By Tom Plate, Published The Straits Times, 10 Nov 2011
THEY honoured the controversial, though increasingly appreciated, Asian elder statesman Lee Kuan Yew at the historic Ford's Theatre in Washington recently, and I wish I had been there.
Exceptional leaders are hard to find anywhere on the globe, including in Asia. Until his recent retirement from the Cabinet, this tough-as-nails guy - now 88 - had helped to organise and run tiny Singapore almost like nobody has ever run anything. He certainly did not do things 100 per cent the American way. This made this US-led award event all the more extraordinary and noteworthy.
They call it the Ford's Theatre Lincoln Medal. Recipients are said to somehow exemplify the legacy of old Abe (America's 16th president Abraham Lincoln) himself.
So now, modern Singapore's founding prime minister finds himself in the same category as past awardee Desmond Tutu, the legendary anti-apartheid crusader and 1984 Nobel peace laureate. And Mr Lee has become the first Lincoln awardee ever from Asia.
Who would have thought? Western human rights organisations must be furious, with their staunch principles. They so hated his control over the opposition and dissent. But Singapore, under Mr Lee, never cared much for what rights ideologues thought. Singaporeans did it their own way: They wanted nation-building results - and fast. Within decades, this is precisely what they have achieved.

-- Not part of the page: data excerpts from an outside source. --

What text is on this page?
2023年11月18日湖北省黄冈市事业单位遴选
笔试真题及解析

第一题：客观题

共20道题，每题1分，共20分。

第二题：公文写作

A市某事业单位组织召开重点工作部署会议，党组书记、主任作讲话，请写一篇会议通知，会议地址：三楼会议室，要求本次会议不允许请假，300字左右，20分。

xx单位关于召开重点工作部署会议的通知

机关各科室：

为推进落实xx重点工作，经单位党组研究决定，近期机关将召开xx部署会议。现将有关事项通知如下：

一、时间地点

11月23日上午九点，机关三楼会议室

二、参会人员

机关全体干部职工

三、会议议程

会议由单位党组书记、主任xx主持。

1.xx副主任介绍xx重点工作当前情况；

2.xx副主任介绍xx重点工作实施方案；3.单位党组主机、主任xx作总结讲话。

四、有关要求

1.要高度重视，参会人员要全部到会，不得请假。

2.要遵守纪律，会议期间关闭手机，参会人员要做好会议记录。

The speed-demon era of Mr Lee is almost over, of course. Yes, his son is the Prime Minister and so the results-first legacy will endure for a time. But a new generation is moving into power and things will begin to change. This is as it should be. Nothing that is dynamic can stay the same.

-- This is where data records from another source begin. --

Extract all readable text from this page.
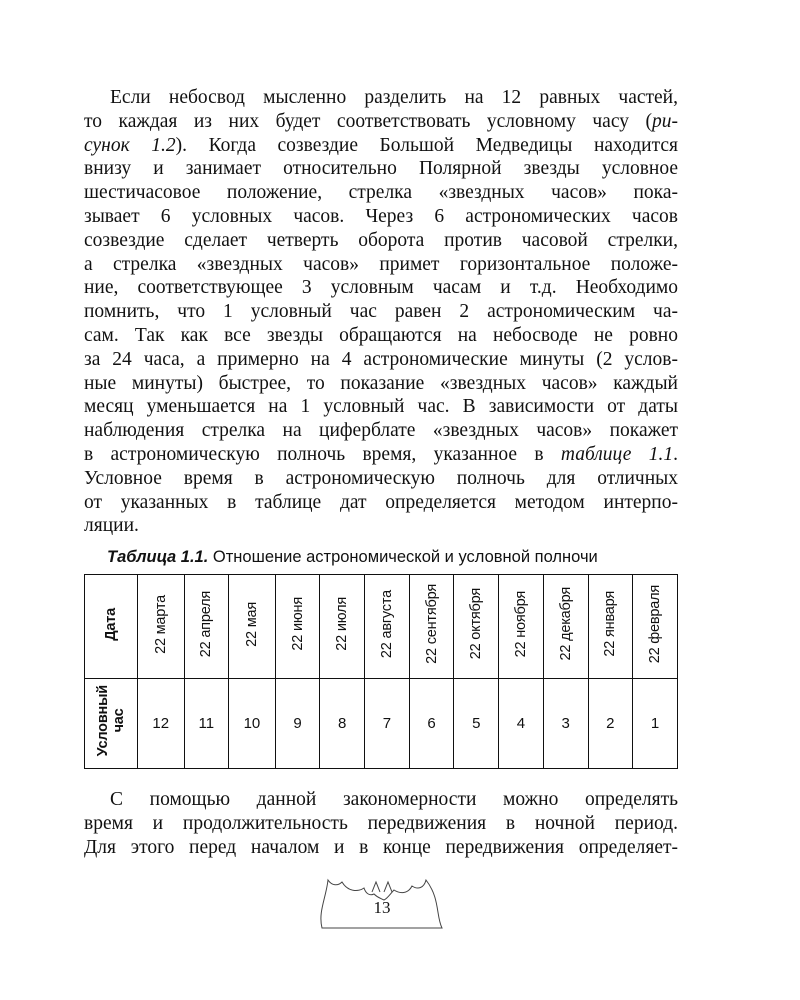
Если небосвод мысленно разделить на 12 равных частей,
то каждая из них будет соответствовать условному часу (ри-
сунок 1.2). Когда созвездие Большой Медведицы находится
внизу и занимает относительно Полярной звезды условное
шестичасовое положение, стрелка «звездных часов» пока-
зывает 6 условных часов. Через 6 астрономических часов
созвездие сделает четверть оборота против часовой стрелки,
а стрелка «звездных часов» примет горизонтальное положе-
ние, соответствующее 3 условным часам и т.д. Необходимо
помнить, что 1 условный час равен 2 астрономическим ча-
сам. Так как все звезды обращаются на небосводе не ровно
за 24 часа, а примерно на 4 астрономические минуты (2 услов-
ные минуты) быстрее, то показание «звездных часов» каждый
месяц уменьшается на 1 условный час. В зависимости от даты
наблюдения стрелка на циферблате «звездных часов» покажет
в астрономическую полночь время, указанное в таблице 1.1.
Условное время в астрономическую полночь для отличных
от указанных в таблице дат определяется методом интерпо-
ляции.
Таблица 1.1. Отношение астрономической и условной полночи
Дата	22 марта	22 апреля	22 мая	22 июня	22 июля	22 августа	22 сентября	22 октября	22 ноября	22 декабря	22 января	22 февраля
Условный
час	12	11	10	9	8	7	6	5	4	3	2	1
С помощью данной закономерности можно определять
время и продолжительность передвижения в ночной период.
Для этого перед началом и в конце передвижения определяет-
13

In accepting the Lincoln Medal, Mr Lee made exactly that point about China. The 1.3-billion-people question is whether some sort of evolution towards democracy, however defined, is in the cards for what, in an earlier time, was called the Middle Kingdom.
The precise Mr Lee handled this monumental question this way: 'The Chinese know their shortcomings. But can they break free from their own culture? It will mean going against the grain of 5,000 years of Chinese history.

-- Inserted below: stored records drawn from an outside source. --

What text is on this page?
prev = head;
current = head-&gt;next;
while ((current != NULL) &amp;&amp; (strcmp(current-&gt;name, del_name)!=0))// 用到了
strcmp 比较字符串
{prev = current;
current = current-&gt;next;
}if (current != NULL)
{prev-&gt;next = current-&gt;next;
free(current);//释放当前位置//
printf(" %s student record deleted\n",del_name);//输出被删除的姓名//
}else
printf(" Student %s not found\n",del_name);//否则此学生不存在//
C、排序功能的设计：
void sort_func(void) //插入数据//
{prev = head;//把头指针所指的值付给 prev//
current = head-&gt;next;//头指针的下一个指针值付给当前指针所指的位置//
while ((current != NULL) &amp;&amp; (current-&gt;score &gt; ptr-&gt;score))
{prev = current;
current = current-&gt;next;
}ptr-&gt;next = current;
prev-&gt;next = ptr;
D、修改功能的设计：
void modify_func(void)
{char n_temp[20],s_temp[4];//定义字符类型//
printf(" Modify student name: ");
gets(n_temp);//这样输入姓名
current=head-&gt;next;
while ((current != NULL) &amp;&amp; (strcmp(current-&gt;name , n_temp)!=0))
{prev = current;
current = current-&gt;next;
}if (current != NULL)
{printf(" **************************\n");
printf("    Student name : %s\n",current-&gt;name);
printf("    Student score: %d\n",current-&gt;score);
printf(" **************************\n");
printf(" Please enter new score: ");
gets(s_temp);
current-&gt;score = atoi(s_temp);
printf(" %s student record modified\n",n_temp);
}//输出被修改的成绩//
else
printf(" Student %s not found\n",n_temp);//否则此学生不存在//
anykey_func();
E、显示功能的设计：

'Can China become a parliamentary democracy? This is a possibility in the villages and small towns. This will be a long evolutionary process, but it is possible to contemplate such changes.
One listens to what Mr Lee says about China with more than passing care because of his track record for correct assessments.
Though a staunch and unyielding anti- communist, he accepts the inevitability of China's historic rise in this century and rates paramount leader Deng Xiaoping as the greatest leader he has personally met in his long career. When one considers the parade of stars in Mr Lee's illustrious life, that assessment is significant.
People had been calling him minister mentor until he gave up that title. But it was an apt title. My own gratitude to Mr Lee for his assistance with my journalism dates back to 1996, the year my op-ed column on Asia was launched in the Los Angeles Times (four years later it morphed into the syndicated version you are now reading).
It was a typically torrid October day in Singapore when he greeted me in his office. I had heard of him but never met him. The interview was scheduled to last about 20 minutes but rolled on for an hour. I asked him to focus on a rising China and how it might all backfire.
He said he had not been asked that before and, uncharacteristically, took a dozen seconds before speaking.
'Where could China go wrong? Impatience; wanting to make faster progress than circumstances allow; pushing too hard; taking short cuts that could set them back.' This he said in 1996!
He added: 'The natural ability is there... but that doesn't mean they can do what France and Germany can do... All the elements aren't yet in place... For instance, putting an object into space is not the same thing as getting a 747 airline accepted by the commercial airlines of the world. They lack this depth, and if they push too hard, they will stumble.'
Mr Lee warned China against irritating smaller countries in Asia: 'They have so much to do at home, they need their neighbours' cooperation. Look at this (off and on) row over Senkaku, which the Chinese call Diaoyudao.'
But in the 1996 flare-up, China showed commendable restraint. So he pointedly added: 'They could have made it a very big deal. China has been very cool - firm but no histrionics. That (should) sum up their policy for the next 10 to 20 years.'
China's neighbours argue that it has not - that the nation has been pushing too hard in the South China Sea.
Perhaps China should inaugurate a Deng Xiaoping Award. Mr Lee could be its first recipient. Then he could give a speech and China's leaders would listen. It might do them some good. A properly and peacefully developing China is a gigantic plus for the world, not to mention for China itself.
The writer is a Los Angeles-based columnist.